The girls knew Kathy was a badass. Not too many people back home messed with Kathy Jones. She’d been stabbed, beaten, knocked out, done years in the joint, and was still standing. She’d taken on men and whupped her some Texas testosterone-fueled butt. Some chick the size of a twelve-year-old boy was not about to threaten Kathy and her daughters’ lives in any way, Kathy claimed, and she had made this clear to Bobbi.
There was a second weapon in the vehicle (one that Jen had taken from a green trunk in Bob’s bedroom). The plan was to pawn the weapon at some point to finance the trip.
So there were two weapons in the truck at the time, Kathy thought as they made their way out of state. The only problem Kathy could see then, which felt pretty significant to her at that moment, was that one weapon was loaded and one wasn’t.
CHAPTER 19
AS SOON AS KRYSTAL, AUDREY, and Kathy walked into Bob Dow’s party house on the night of April 28, 2004, they took one look at Bobbi and Jen and knew the night was going to be one hell of a bender. This was the first time Kathy met Bob, a guy she had heard a lot about.
“You want a drink?” Bob asked. He was tending bar.

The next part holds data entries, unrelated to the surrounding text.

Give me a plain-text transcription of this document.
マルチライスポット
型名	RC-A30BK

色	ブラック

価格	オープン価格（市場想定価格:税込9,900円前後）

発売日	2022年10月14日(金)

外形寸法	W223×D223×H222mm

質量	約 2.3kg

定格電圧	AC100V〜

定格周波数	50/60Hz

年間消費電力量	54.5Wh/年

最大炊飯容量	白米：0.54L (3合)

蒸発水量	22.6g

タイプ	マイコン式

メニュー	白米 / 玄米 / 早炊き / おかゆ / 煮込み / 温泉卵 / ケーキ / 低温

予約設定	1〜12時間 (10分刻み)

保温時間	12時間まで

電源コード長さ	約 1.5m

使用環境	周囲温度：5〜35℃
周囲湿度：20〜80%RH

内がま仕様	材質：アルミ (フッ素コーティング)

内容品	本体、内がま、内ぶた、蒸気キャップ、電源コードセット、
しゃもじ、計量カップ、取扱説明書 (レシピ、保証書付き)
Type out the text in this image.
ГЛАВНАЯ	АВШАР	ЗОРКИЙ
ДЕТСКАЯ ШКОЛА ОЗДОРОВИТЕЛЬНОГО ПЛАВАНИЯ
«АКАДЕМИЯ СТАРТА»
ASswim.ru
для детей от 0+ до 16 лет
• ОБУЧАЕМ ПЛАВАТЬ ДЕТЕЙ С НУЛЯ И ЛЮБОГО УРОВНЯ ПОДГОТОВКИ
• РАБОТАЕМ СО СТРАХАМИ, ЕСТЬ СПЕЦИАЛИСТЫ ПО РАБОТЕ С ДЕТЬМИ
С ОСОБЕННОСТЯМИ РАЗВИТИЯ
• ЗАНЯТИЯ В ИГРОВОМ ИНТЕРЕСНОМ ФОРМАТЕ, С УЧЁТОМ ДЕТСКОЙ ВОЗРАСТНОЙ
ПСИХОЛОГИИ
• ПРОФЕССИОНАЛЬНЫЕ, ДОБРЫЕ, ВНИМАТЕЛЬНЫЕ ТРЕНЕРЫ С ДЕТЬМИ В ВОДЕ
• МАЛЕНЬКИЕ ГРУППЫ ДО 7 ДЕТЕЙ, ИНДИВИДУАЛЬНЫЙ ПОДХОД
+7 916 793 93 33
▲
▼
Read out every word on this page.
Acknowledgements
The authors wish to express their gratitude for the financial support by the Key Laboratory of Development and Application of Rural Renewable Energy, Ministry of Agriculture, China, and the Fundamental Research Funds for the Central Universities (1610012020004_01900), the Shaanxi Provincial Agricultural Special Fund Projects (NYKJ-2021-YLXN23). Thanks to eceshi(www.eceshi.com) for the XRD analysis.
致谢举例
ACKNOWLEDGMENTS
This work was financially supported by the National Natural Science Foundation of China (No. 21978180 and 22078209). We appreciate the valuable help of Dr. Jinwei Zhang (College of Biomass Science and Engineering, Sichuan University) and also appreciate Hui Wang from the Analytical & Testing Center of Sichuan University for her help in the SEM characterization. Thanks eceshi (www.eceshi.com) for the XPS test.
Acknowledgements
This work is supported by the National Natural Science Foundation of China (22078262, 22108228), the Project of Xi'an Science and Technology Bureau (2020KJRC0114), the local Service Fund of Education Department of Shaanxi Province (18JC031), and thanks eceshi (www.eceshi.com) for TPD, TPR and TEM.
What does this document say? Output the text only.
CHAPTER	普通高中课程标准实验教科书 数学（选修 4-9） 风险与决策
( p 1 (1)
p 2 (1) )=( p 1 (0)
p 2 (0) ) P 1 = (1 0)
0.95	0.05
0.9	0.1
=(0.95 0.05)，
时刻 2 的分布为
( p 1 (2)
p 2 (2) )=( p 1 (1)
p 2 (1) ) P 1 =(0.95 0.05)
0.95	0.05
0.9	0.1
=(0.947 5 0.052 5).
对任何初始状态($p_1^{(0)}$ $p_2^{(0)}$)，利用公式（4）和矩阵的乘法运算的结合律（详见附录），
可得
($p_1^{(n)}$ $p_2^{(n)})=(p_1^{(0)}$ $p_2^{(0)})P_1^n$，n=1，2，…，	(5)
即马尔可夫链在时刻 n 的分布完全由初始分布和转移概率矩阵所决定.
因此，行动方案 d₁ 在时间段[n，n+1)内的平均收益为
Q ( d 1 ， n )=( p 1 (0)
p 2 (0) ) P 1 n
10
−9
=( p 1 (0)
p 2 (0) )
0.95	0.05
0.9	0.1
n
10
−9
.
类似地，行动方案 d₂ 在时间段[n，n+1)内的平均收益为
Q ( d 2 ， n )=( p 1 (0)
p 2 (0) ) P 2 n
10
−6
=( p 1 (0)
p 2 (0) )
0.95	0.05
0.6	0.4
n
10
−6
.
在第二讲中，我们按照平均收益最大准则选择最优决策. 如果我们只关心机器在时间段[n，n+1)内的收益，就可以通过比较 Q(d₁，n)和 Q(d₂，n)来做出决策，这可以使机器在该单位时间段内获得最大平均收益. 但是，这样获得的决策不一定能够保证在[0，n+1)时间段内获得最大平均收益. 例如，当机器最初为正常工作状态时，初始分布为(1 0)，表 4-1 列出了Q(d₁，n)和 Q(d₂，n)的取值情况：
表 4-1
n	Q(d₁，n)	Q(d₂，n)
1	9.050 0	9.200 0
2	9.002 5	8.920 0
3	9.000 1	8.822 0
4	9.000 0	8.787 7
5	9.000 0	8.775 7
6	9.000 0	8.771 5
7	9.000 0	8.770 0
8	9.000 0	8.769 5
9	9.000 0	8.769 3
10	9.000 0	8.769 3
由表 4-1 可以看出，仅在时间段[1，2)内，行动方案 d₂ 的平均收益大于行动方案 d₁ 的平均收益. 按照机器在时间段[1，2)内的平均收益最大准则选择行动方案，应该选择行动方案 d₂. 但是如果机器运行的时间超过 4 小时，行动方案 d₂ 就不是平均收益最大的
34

They were sitting around in the living room, smoking weed and drinking.
“I don’t remember what kind of drinks they were, but Bob mixed me one,” Kathy said. “And, anyway, we all got to drinking and, I believe, I did smoke weed that night, too.”
Audrey and Kathy did not know it was Bobbi’s birthday. Their mission going over there was to check up on Jen and, once again (according to them), try to talk her into leaving. They later claimed to have wanted to get Jen as far away from Bobbi (and Bob) as they could. And yet, within moments of walking into the house, they both had drinks in their hands and were partying with everyone.
Bob had his mother locked away in her room so she wouldn’t disturb them.
Bob soon broke out what Kathy described as “a big bag” of dope. Bob was the medicine man. He had all the drugs. Bob reached down into the bag and, like Santa Claus at an office Christmas party, took out yellow and white bars of Xanax, along with blue “footballs” (more Xanax). Beyond that, he had “some hydrocodone [pills], too,” Kathy recalled. Hydrocodone is an opiate prescribed to treat severe and chronic pain. As PubMed Health claims, Hydrocodone is in a class of medications called opiate (narcotic) analgesics and in a class of medications called antitussives. Hydrocodone relieves pain by changing the way the brain and nervous system respond to pain.
In other words, serious narcotics. You take a few of those and have a cocktail and you won’t remember your own name.
“It was just like a big, old party all the time, whenever I went over there,” Kathy said. “If there wasn’t one, he was making one, you know. That’s just the way it was.”